There are blog articles on the development activities for the project here and here.

Mountain thornbill records as display in the JCU edgar portal

Mountain thornbill records as display in the JCU edgar portal

A listing of records that have been so marked with query assertions is available here. An example record that has been marked in this way is here. The annotation also has a link to other records that have been marked with this assertion. Here is an example set of record marked with a single assertion listing.

A record marked with query assertion

A record marked with query assertion

This process is run weekly across all data. Note: There isn’t currently a user interface in the Atlas (web services must be used) for adding this type of assertion but we hope to add this in the near future.

Spatial validity

Records are marked as spatially suspect if they fail one or more of a subset of the spatial tests. As with other tests, users may include/exclude data with specific spatial assertions. All tests are outlined in this spreadsheet.

Examples of issues that will cause a record to be marked as suspect include:

  • Coordinates given as 0,0. Typically a result of bad default values for empty database fields.
  • Coordinates out of range (Latitude >90 or <-90 and Longitude >180 or <-180).
  • Marine species on land or vice-versa.
  • Supplied coordinates are the centre of a country.
  • The coordinates given are in the centre of a State or Territory. suggesting they have been generated post collection event, erroneously by software .
  • Records marked as geospatially suspect by users.
  • Environmental outliers.
  • Expert distribution outliers.

Automated Tests and Human annotations

The suite of Atlas tests cannot identify all errors. For example, a record may contain a valid scientific name but it may have been misnamed at the time of observation or subsequently. If the misnamed species occurs in the same environmental or spatial conditions,  it is unlikely to be automatically detected, unless other tests flag an issue. Such a naming  error may be detected for example, by a taxonomist who recognizes the record and knows about the corresponding museum specimen or a history of misnaming.
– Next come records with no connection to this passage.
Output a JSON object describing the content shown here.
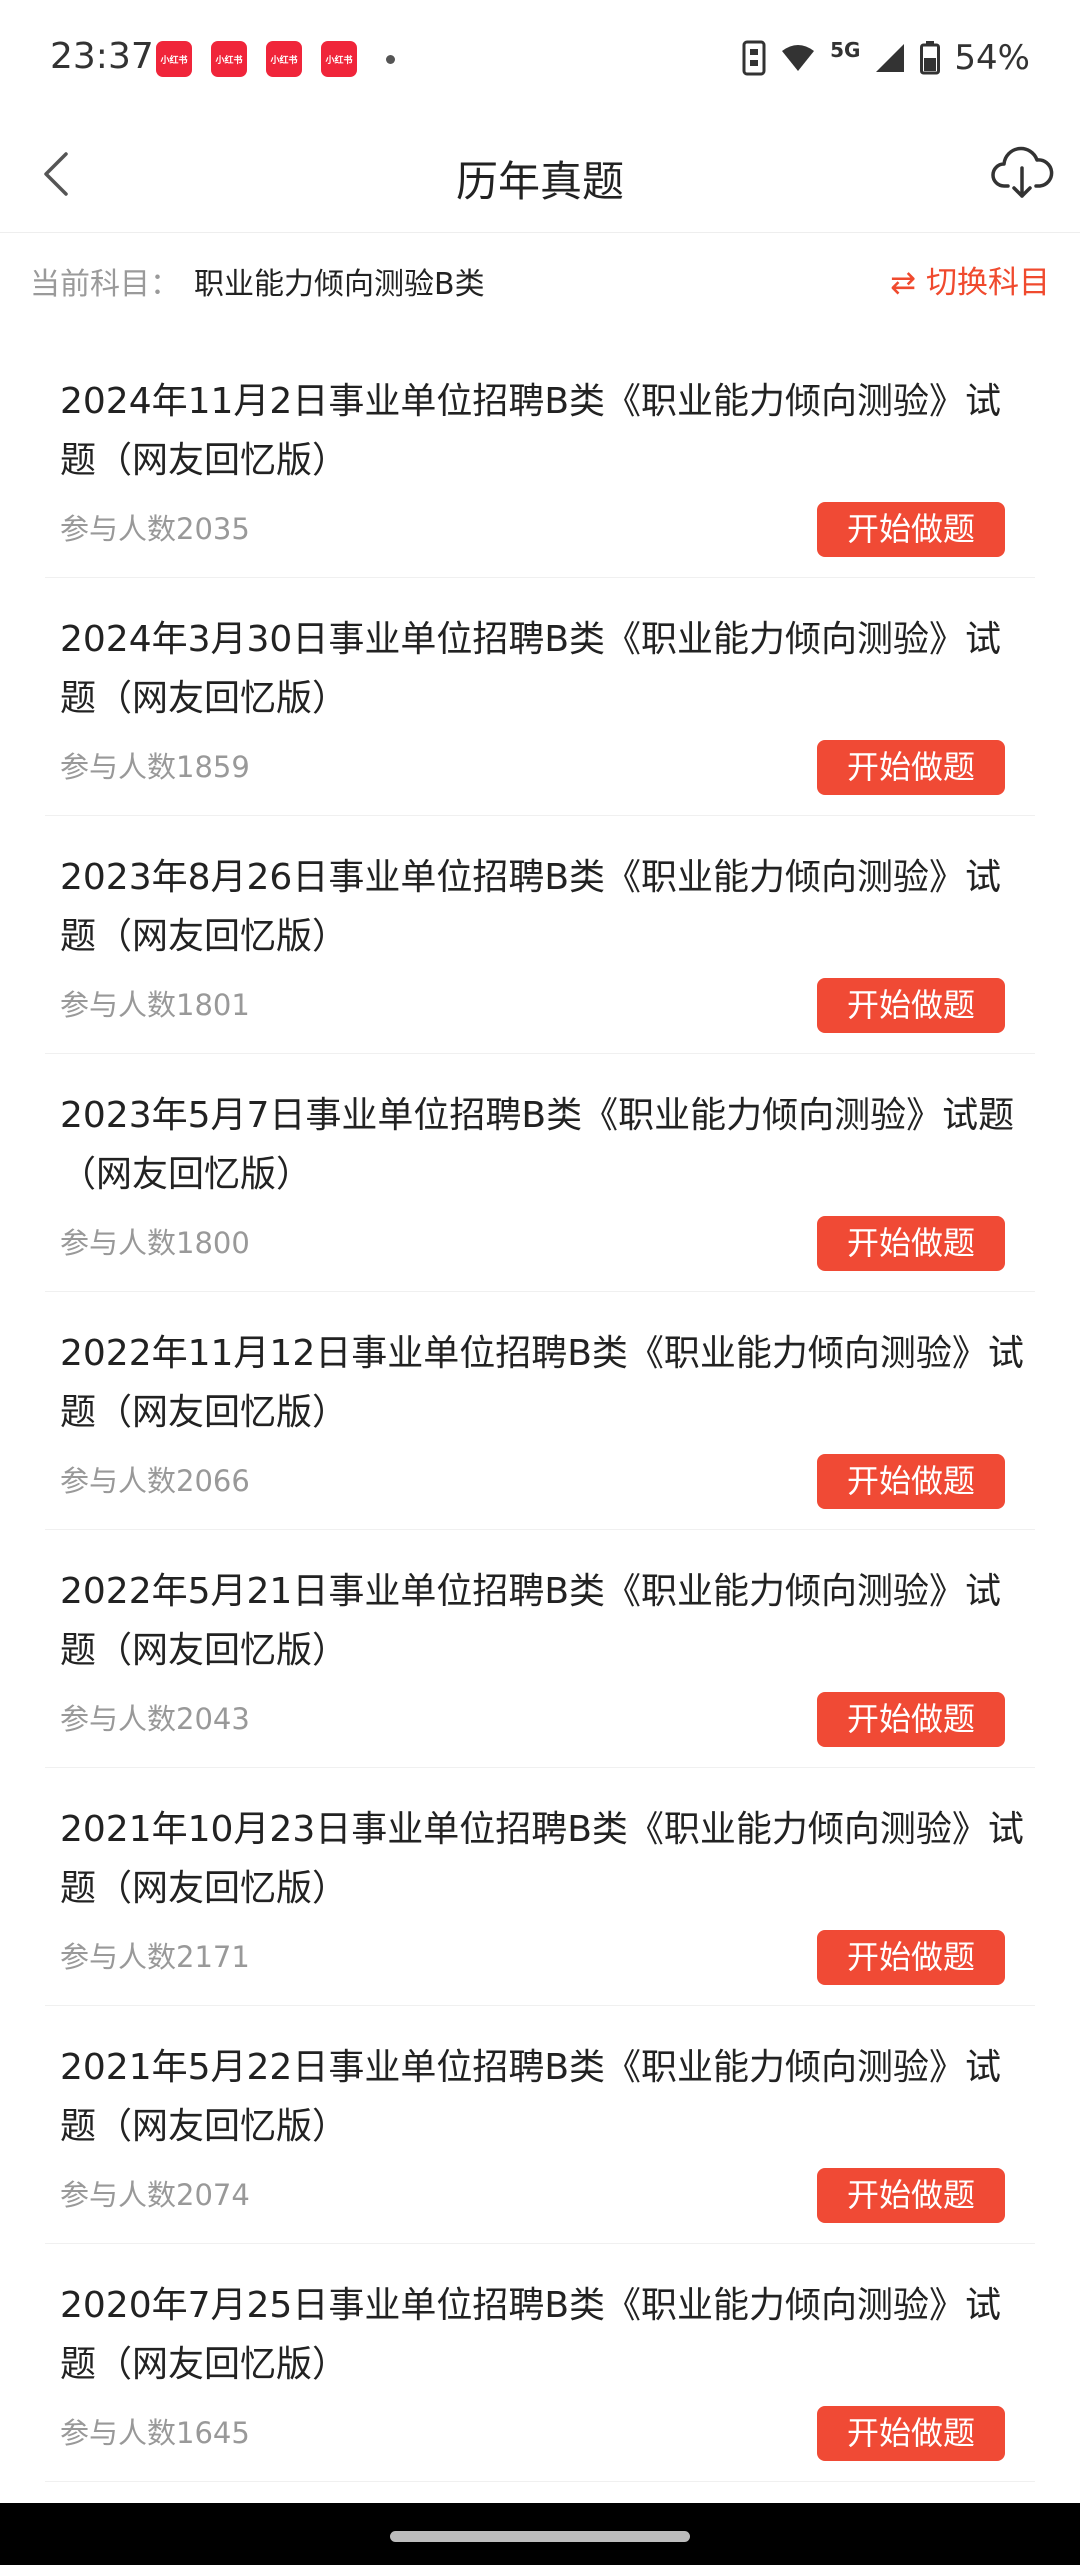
{
  "status_bar": {
    "time": "23:37",
    "app_icon_text": "小红书",
    "battery": "54%",
    "network": "5G",
    "icons": [
      "notification-app-icon",
      "nfc-icon",
      "wifi-icon",
      "signal-icon",
      "battery-icon"
    ]
  },
  "header": {
    "title": "历年真题",
    "back_icon": "back-arrow-icon",
    "download_icon": "cloud-download-icon"
  },
  "subject": {
    "label": "当前科目：",
    "value": "职业能力倾向测验B类",
    "switch_label": "⇄ 切换科目"
  },
  "exams": [
    {
      "title": "2024年11月2日事业单位招聘B类《职业能力倾向测验》试题（网友回忆版）",
      "participants": "参与人数2035",
      "button": "开始做题"
    },
    {
      "title": "2024年3月30日事业单位招聘B类《职业能力倾向测验》试题（网友回忆版）",
      "participants": "参与人数1859",
      "button": "开始做题"
    },
    {
      "title": "2023年8月26日事业单位招聘B类《职业能力倾向测验》试题（网友回忆版）",
      "participants": "参与人数1801",
      "button": "开始做题"
    },
    {
      "title": "2023年5月7日事业单位招聘B类《职业能力倾向测验》试题（网友回忆版）",
      "participants": "参与人数1800",
      "button": "开始做题"
    },
    {
      "title": "2022年11月12日事业单位招聘B类《职业能力倾向测验》试题（网友回忆版）",
      "participants": "参与人数2066",
      "button": "开始做题"
    },
    {
      "title": "2022年5月21日事业单位招聘B类《职业能力倾向测验》试题（网友回忆版）",
      "participants": "参与人数2043",
      "button": "开始做题"
    },
    {
      "title": "2021年10月23日事业单位招聘B类《职业能力倾向测验》试题（网友回忆版）",
      "participants": "参与人数2171",
      "button": "开始做题"
    },
    {
      "title": "2021年5月22日事业单位招聘B类《职业能力倾向测验》试题（网友回忆版）",
      "participants": "参与人数2074",
      "button": "开始做题"
    },
    {
      "title": "2020年7月25日事业单位招聘B类《职业能力倾向测验》试题（网友回忆版）",
      "participants": "参与人数1645",
      "button": "开始做题"
    }
  ],
  "colors": {
    "accent": "#f04a35",
    "muted_text": "#999999",
    "primary_text": "#222222"
  }
}
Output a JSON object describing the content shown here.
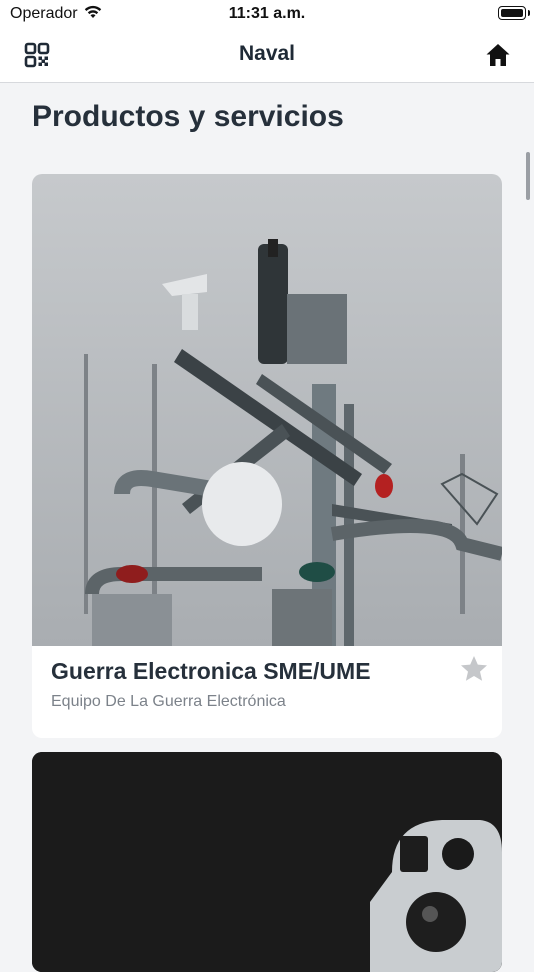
{
  "status_bar": {
    "carrier": "Operador",
    "time": "11:31 a.m."
  },
  "nav": {
    "title": "Naval",
    "left_icon": "qr-code-icon",
    "right_icon": "home-icon"
  },
  "section": {
    "title": "Productos y servicios"
  },
  "products": [
    {
      "title": "Guerra Electronica SME/UME",
      "subtitle": "Equipo De La Guerra Electrónica",
      "favorite": false,
      "favorite_icon": "star-icon"
    },
    {
      "title": "",
      "subtitle": ""
    }
  ],
  "colors": {
    "text": "#26303b",
    "subtitle": "#7c828a",
    "background": "#f3f4f6",
    "star": "#c5c7ca"
  }
}
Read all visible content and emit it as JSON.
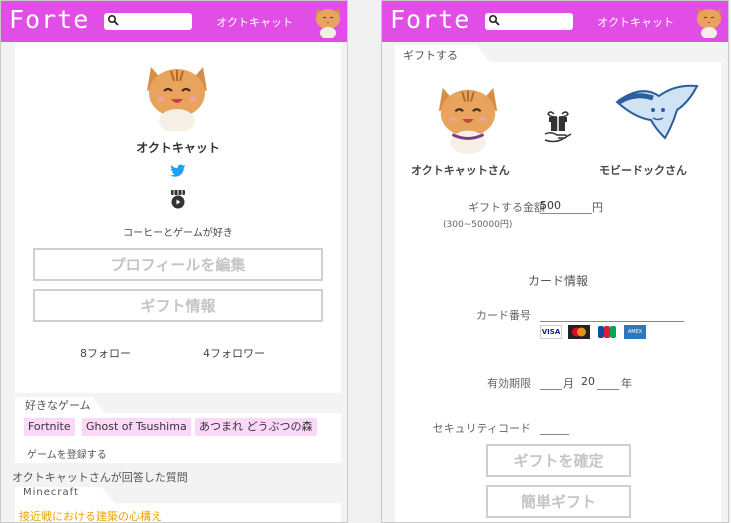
{
  "app": {
    "logo": "Forte",
    "search_placeholder": ""
  },
  "header": {
    "username": "オクトキャット"
  },
  "profile": {
    "name": "オクトキャット",
    "bio": "コーヒーとゲームが好き",
    "edit_button": "プロフィールを編集",
    "gift_info_button": "ギフト情報",
    "follow_count": "8フォロー",
    "follower_count": "4フォロワー"
  },
  "games": {
    "title": "好きなゲーム",
    "items": [
      "Fortnite",
      "Ghost of Tsushima",
      "あつまれ どうぶつの森"
    ],
    "register_link": "ゲームを登録する"
  },
  "answered": {
    "title": "オクトキャットさんが回答した質問",
    "tag": "Minecraft",
    "question": "接近戦における建築の心構え"
  },
  "gift": {
    "tab": "ギフトする",
    "from_name": "オクトキャットさん",
    "to_name": "モビードックさん",
    "amount_label": "ギフトする金額",
    "amount_range": "(300~50000円)",
    "amount_value": "500",
    "currency": "円",
    "card_info_title": "カード情報",
    "card_number_label": "カード番号",
    "card_brands": [
      "VISA",
      "MasterCard",
      "JCB",
      "AMEX"
    ],
    "expiry_label": "有効期限",
    "expiry_month": "",
    "month_unit": "月",
    "expiry_year_prefix": "20",
    "year_unit": "年",
    "security_label": "セキュリティコード",
    "confirm_button": "ギフトを確定",
    "easy_button": "簡単ギフト"
  },
  "colors": {
    "brand": "#e14ee6",
    "chip": "#fbd8f8",
    "link": "#e8a400",
    "twitter": "#1da1f2"
  }
}
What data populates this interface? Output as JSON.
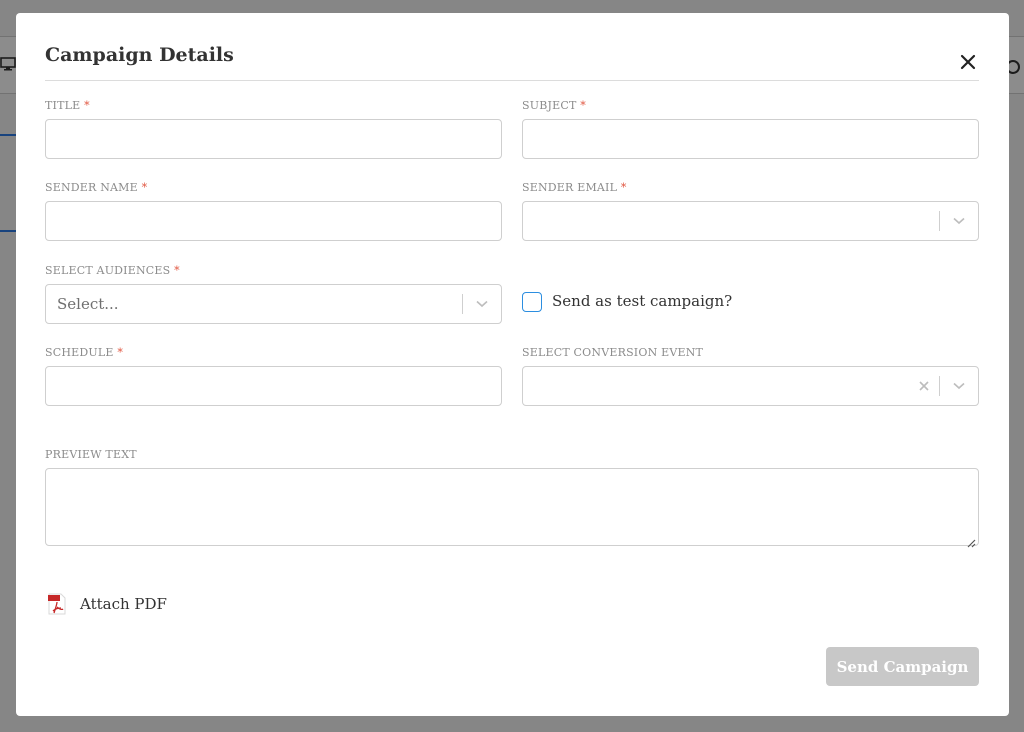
{
  "modal": {
    "title": "Campaign Details",
    "close_icon": "close-icon"
  },
  "form": {
    "title": {
      "label": "TITLE",
      "required_mark": "*",
      "value": ""
    },
    "subject": {
      "label": "SUBJECT",
      "required_mark": "*",
      "value": ""
    },
    "sender_name": {
      "label": "SENDER NAME",
      "required_mark": "*",
      "value": ""
    },
    "sender_email": {
      "label": "SENDER EMAIL",
      "required_mark": "*",
      "value": ""
    },
    "audiences": {
      "label": "SELECT AUDIENCES",
      "required_mark": "*",
      "placeholder": "Select..."
    },
    "test_campaign": {
      "label": "Send as test campaign?",
      "checked": false
    },
    "schedule": {
      "label": "SCHEDULE",
      "required_mark": "*",
      "value": ""
    },
    "conversion_event": {
      "label": "SELECT CONVERSION EVENT",
      "value": ""
    },
    "preview_text": {
      "label": "PREVIEW TEXT",
      "value": ""
    }
  },
  "attach": {
    "label": "Attach PDF",
    "icon": "pdf-icon"
  },
  "actions": {
    "send_label": "Send Campaign"
  },
  "colors": {
    "required": "#e0533d",
    "checkbox_border": "#2c8ee0",
    "button_disabled": "#c8c8c8"
  }
}
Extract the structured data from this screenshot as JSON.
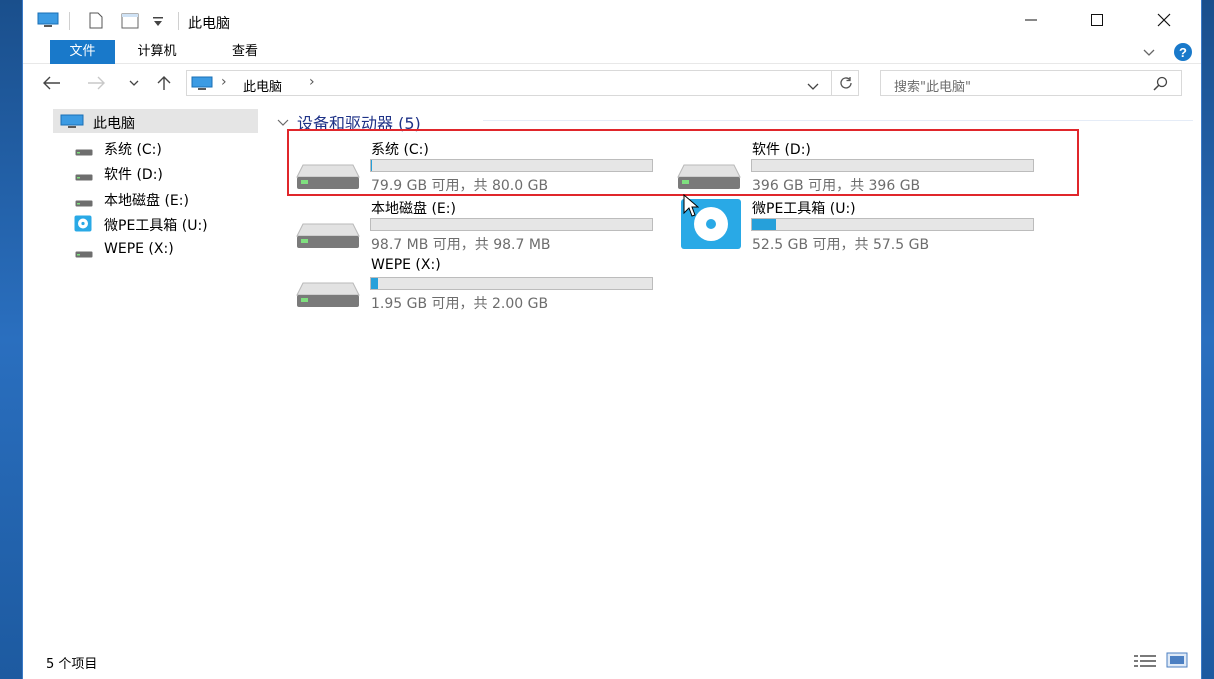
{
  "window": {
    "title": "此电脑"
  },
  "ribbon": {
    "tabs": [
      "文件",
      "计算机",
      "查看"
    ]
  },
  "address": {
    "breadcrumb": "此电脑",
    "separator": "›",
    "end_chevron": "›"
  },
  "search": {
    "placeholder": "搜索\"此电脑\""
  },
  "sidebar": {
    "items": [
      {
        "label": "此电脑",
        "icon": "pc-icon"
      },
      {
        "label": "系统 (C:)",
        "icon": "drive-icon"
      },
      {
        "label": "软件 (D:)",
        "icon": "drive-icon"
      },
      {
        "label": "本地磁盘 (E:)",
        "icon": "drive-icon"
      },
      {
        "label": "微PE工具箱 (U:)",
        "icon": "cd-icon"
      },
      {
        "label": "WEPE (X:)",
        "icon": "drive-icon"
      }
    ]
  },
  "main": {
    "group_title": "设备和驱动器 (5)",
    "drives": [
      {
        "name": "系统 (C:)",
        "capacity": "79.9 GB 可用，共 80.0 GB",
        "used_fraction": 0.001,
        "icon": "drive-icon"
      },
      {
        "name": "软件 (D:)",
        "capacity": "396 GB 可用，共 396 GB",
        "used_fraction": 0.0,
        "icon": "drive-icon"
      },
      {
        "name": "本地磁盘 (E:)",
        "capacity": "98.7 MB 可用，共 98.7 MB",
        "used_fraction": 0.0,
        "icon": "drive-icon"
      },
      {
        "name": "微PE工具箱 (U:)",
        "capacity": "52.5 GB 可用，共 57.5 GB",
        "used_fraction": 0.087,
        "icon": "cd-icon"
      },
      {
        "name": "WEPE (X:)",
        "capacity": "1.95 GB 可用，共 2.00 GB",
        "used_fraction": 0.025,
        "icon": "drive-icon"
      }
    ]
  },
  "statusbar": {
    "item_count": "5 个项目"
  },
  "colors": {
    "accent": "#1979ca",
    "bar_fill": "#26a0da",
    "highlight": "#e0262b",
    "group_title": "#1e3287"
  }
}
There are four possible combinations of detecting and correcting errors by automated tests and by people. Automated tests may be able to both detect and correct a range of errors as noted above. In some cases, automated tests can detect errors but cannot correct them. For example, a record may be flagged as being a genuine environmental outlier but how does one correct the location of the observation?

In summary, the automatic tests with the Atlas of Living Australia are very necessary but insufficient. Human intervention is required to design the tests and evaluate the results. In many cases, human intervention is required to detect and correct errors that the automatic tests cannot: See http://www.pensoft.net/journals/zookeys/article/5438/a-specialist%E2%80%99s-audit-of-aggregated-occurrence-records-an-%E2%80%98aggregator%E2%80%99s%E2%80%99-perspective

The Atlas therefore values all annotations to records when potential issues are detected by users. The Atlas is looking into methods that will support the bulk import of record annotations where an external analysis has been performed by taxonomic/domain experts.

The Sandbox

You can run the Atlas tests against you data by uploading it to the Atlas’ sandbox tool.  Note: The uploaded data is removed from the Atlas periodically. The tests run in the sandbox do not currently include duplicate detection, environmental outlier detection or expert distribution outlier detection – but this is another area are working on at the moment.